I pulled a sampling to illustrate two players that were traded and ranked close to each other (Paul Gaustad and Samuel Pahlsson).
The rankings are based off of a rating system where an ’8′ ranks as franchise player and so forth. We placed a high value on players that have good hockey IQ and character above all else. Having played in over 600 professional games and participated in over 1,000 professional practices, I have strong beliefs as to what makes an elite-level hockey player.
PAYING ATTENTION TO INTANGIBLES
Of course, I take into account all of the tangible factors that you hear most people discuss like skating, puck handling and shooting but none are as heavily-weighted as hockey IQ and character for me. The general manager is also asked to determine additional premium or discounted value based off the player’s age, contract amount, term and other factors.
Both Gaustad and Pahlsson were considered good options for a team looking for a veteran third-line centre and yet the two will give a completely different look and feel to their respective clubs.
Gaustad ranked at 5.7 , which represents a better-than-average third-line player. The debate at the table was wondering where Gaustad would tip the scales in favour of the Predators in the very competitive Western Conference.
Obviously, he brings a strong physical presence at nearly six-foot-five. He can skate and play against any of the big forwards in the Western Conference like the Sedin twins, Joe Thornton, Anze Kopitar, Marian Hossa, Ryan Clowe and David Backes.
I like the courage that the Predators showed and adding Gaustad is a big part of that. Time will ultimately tell if it all pays off.
Now Pahlsson was ranked as a 5.4, which means he grades as a slightly below-average third-line centre. He hasn’t played well since he left the Anaheim Ducks, where he did play a strong role during their Stanley Cup run in 2006-07.
Will Vancouver’s strong system and the better talent around him upgrade his performance? Will the Sedin twins give him an instant comfort level? We will find out, but either way, two fourth-round picks does not strike me as a high price to pay for the option.
As I said earlier, you don’t need to be right on all of your decisions but you have to make some to have a chance to be right or wrong. You win more in life by being aggressive so, in my mind, both GMs already won by stepping up to the plate and taking a swing!
I had an interesting conversation with New Jersey Devils GM Lou Lamoriello a couple of years back on how he determined when to make a move for his club and what the right value was to give up. It was right after the Ilya Kovalchuk trade and Lou told me:
“Once we determine what we need to make a run at the (Stanley) Cup we pay what it takes to get it.”
Kind of hard to argue with that logic when you have three Stanley Cups to back it up!
Predators GM David Poile was working from the same playbook when he made the Gaustad deal. Identify what you need and go out and get it when your team is in position to challenge for the Stanley Cup.
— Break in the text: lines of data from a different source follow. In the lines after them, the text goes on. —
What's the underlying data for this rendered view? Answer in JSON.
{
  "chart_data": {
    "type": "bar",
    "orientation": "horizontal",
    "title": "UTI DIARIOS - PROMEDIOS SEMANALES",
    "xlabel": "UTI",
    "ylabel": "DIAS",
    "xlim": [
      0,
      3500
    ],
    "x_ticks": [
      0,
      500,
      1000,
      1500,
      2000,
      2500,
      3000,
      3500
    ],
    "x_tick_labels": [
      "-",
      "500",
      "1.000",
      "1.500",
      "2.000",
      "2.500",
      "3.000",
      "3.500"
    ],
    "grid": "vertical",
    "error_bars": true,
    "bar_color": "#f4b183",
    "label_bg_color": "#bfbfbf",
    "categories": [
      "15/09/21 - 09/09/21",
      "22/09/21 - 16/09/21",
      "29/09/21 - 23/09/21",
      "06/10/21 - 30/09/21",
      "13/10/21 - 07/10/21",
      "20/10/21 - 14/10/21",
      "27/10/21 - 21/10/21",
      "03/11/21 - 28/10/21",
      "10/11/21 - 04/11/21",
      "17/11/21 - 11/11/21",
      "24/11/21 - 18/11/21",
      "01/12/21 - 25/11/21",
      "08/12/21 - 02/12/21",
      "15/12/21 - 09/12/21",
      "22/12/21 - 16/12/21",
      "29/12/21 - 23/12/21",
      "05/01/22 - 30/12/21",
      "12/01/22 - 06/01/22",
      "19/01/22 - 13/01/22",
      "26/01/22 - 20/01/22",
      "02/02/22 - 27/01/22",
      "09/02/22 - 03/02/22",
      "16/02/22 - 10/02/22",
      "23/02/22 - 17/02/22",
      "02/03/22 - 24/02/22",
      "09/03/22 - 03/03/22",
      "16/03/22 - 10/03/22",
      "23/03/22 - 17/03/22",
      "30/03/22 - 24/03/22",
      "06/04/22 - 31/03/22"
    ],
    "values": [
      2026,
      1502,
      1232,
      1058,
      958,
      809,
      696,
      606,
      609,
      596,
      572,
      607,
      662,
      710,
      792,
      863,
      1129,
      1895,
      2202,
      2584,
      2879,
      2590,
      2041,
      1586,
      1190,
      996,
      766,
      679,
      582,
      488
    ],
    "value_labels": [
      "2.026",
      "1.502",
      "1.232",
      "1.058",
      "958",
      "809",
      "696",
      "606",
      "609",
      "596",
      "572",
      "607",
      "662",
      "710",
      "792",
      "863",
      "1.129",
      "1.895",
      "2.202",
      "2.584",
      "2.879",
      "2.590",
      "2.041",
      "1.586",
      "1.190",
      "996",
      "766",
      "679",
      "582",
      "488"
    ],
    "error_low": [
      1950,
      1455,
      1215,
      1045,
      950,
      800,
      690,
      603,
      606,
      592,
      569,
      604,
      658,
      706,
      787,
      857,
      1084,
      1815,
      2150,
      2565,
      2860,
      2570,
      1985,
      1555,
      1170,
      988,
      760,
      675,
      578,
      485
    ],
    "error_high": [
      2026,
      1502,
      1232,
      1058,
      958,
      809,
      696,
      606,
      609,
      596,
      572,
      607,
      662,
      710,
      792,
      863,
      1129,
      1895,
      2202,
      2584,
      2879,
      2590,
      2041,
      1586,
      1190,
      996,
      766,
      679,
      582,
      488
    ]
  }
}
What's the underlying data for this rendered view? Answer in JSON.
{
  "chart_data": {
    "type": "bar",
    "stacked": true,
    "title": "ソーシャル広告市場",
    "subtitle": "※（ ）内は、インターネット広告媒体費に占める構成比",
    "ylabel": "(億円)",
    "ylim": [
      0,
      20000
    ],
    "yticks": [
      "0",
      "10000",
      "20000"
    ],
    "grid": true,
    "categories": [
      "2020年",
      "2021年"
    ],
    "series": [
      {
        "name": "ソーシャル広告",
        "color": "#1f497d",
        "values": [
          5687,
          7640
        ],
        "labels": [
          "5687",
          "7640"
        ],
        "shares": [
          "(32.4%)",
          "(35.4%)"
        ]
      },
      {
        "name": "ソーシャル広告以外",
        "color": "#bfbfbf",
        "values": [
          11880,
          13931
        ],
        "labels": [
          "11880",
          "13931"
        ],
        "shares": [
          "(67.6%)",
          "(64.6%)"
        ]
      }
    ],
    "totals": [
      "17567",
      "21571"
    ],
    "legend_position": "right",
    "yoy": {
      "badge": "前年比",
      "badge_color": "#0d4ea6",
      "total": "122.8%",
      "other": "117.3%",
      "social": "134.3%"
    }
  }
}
Overall, at Sportsnet, we produced mountains of information in an effort to be prepared just like the teams did. We had all the necessary depth chart information for the NHL teams with a heavy emphasis on the Canadian-based clubs. We completed draft grids for each team, detailed lists and rankings of all the available players, existing cap situations for each club, detailed expected needs of each club as well as charts detailing what the value should be for certain trades.
The work really paid off for us as several times we would get half a trade and have the other side nailed down before confirmation even came in.
Once the panel heard Tom Gilbert was traded to the Minnesota Wild, we had Nick Schultz as the first name back and on the Andrei Kostitsyn trade we had a second-round pick as the piece needed to get the deal done. No one on our staff was buying the Alex Radulov rumours for a minute.
Lastly, thank you to everyone at Sportsnet for helping to make this a great team effort. I was very pleased to find out the audience enjoyed the work of so many great people who worked during our Trade Deadline coverage.